3.3 En l’espèce, il ne ressort pas des éléments versés au dossier que l’autorité intimée aurait pris un engagement concret vis-à-vis de la recourante quant à l’octroi d’une autorisation de construire portant sur la régularisation de la véranda-bureau. Le fait que l’autorité intimée ait, par le passé, délivré des autorisations de construire sur dérogation pour des projets de la recourante en zone 5 ne constitue pas un blanc‑seing pour tous les projets soumis par la suite. Dès lors, c’est à juste titre que le TAPI a retenu qu’aucune violation du principe de bonne foi par l’intimé n’était à constater.

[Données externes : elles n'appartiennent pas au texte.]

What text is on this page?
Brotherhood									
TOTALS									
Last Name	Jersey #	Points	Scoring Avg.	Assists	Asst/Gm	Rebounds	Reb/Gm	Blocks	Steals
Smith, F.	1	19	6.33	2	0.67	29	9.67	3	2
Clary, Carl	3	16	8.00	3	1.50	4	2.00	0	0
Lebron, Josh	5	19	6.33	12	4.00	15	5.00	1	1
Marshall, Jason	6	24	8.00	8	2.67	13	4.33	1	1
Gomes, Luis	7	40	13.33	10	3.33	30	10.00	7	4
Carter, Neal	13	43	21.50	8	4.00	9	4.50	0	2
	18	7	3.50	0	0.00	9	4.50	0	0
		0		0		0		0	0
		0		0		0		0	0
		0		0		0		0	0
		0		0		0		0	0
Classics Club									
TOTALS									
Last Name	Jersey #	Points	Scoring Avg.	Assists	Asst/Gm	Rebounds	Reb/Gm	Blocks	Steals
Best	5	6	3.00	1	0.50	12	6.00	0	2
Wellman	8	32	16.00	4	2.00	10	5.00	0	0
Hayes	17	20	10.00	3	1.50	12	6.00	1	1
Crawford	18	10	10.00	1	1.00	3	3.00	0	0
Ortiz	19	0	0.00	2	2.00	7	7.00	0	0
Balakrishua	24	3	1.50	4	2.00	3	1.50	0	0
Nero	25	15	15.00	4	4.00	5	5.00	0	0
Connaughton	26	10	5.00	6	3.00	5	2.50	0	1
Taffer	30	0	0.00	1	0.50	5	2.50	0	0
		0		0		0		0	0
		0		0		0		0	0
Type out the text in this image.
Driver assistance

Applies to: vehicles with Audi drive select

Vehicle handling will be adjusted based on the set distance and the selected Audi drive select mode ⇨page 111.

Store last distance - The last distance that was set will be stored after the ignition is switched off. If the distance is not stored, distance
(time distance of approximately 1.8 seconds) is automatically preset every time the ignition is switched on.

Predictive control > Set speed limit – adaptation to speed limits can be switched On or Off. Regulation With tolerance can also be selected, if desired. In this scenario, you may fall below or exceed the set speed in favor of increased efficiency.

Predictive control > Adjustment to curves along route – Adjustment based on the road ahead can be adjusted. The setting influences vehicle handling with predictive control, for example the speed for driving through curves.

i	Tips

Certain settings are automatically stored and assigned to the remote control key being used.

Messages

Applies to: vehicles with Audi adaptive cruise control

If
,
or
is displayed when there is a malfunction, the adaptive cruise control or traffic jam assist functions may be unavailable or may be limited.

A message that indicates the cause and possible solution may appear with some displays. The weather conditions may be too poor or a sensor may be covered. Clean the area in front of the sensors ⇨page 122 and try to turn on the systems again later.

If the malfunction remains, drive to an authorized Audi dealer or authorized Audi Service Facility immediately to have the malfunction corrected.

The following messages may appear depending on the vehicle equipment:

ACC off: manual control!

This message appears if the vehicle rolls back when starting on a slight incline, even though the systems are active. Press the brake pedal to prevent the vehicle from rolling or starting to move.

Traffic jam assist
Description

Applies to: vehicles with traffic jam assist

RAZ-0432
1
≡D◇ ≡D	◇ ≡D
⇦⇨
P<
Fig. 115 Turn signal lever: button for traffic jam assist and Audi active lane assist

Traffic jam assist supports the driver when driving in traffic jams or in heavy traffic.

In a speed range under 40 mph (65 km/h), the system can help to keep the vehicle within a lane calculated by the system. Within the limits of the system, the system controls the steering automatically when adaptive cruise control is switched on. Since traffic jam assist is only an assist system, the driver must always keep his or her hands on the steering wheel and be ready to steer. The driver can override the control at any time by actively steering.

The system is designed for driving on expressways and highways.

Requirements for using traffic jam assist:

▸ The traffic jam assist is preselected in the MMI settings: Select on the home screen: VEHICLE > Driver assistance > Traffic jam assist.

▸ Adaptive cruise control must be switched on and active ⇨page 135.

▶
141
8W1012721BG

La recourante allègue qu’elle aurait fait l’objet d’une inégalité de traitement. Or, d’une part, elle ne peut tirer aucun droit d’un dossier décrit pas plusieurs instances comme largement incomplet et ne leur permettant pas de procéder à l’analyse de la situation, et d’autre part, il ne ressort pas de l’article de presse versé au dossier par la recourante que le cas de l’établissement évoqué soit identique, ni même similaire au sien. Comme le souligne le TAPI, l’autorisation de construire de l’établissement en question portait sur une villa déjà existante et non sur une nouvelle construction, telle que le projet litigieux. Partant, c’est à bon droit que le TAPI a écarté ce grief.

Entièrement mal fondé, le recours sera rejeté.

4.             Vu l’issue du litige, un émolument de CHF 1'000.- sera mis à la charge de la recourante qui succombe (art. 87 al. 1 LPA). Il ne sera pas alloué d’indemnité de procédure (art. 87 al. 2 LPA).

* * * * *



 

PAR CES MOTIFS
LA CHAMBRE ADMINISTRATIVE

à la forme :

déclare recevable le recours interjeté le 3 octobre 2024 par le A______ contre le jugement du Tribunal administratif de première instance du 29 août 2024 ;

au fond :

le rejette ;

met un émolument de CHF 1'000.- à la charge du A______ ;

dit qu’il n’est pas alloué d’indemnité de procédure ;

dit que, conformément aux art. 82 ss de la loi fédérale sur le Tribunal fédéral du 17 juin 2005 (LTF - RS 173.110), le présent arrêt peut être porté dans les 30 jours qui suivent sa notification par-devant le Tribunal fédéral, par la voie du recours en matière de droit public ; le mémoire de recours doit indiquer les conclusions, motifs et moyens de preuve et porter la signature du recourant ou de son mandataire ; il doit être adressé au Tribunal fédéral, 1000 Lausanne 14, par voie postale ou par voie électronique aux conditions de l’art. 42 LTF. Le présent arrêt et les pièces en possession de la recourante, invoquées comme moyens de preuve, doivent être joints à l’envoi ;

communique le présent arrêt à Me Pascal PÉTROZ, avocat de la recourante, au département du territoire-OAC, ainsi qu’au Tribunal administratif de première instance.

Siégeant : Claudio MASCOTTO, président, Francine PAYOT ZEN-RUFFINEN, Patrick CHENAUX, juges.

Au nom de la chambre administrative :

le greffier-juriste :

 

 

M. MAZZA

 

 

le président siégeant :

 

 

C. MASCOTTO

 

Copie conforme de cet arrêt a été communiquée aux parties.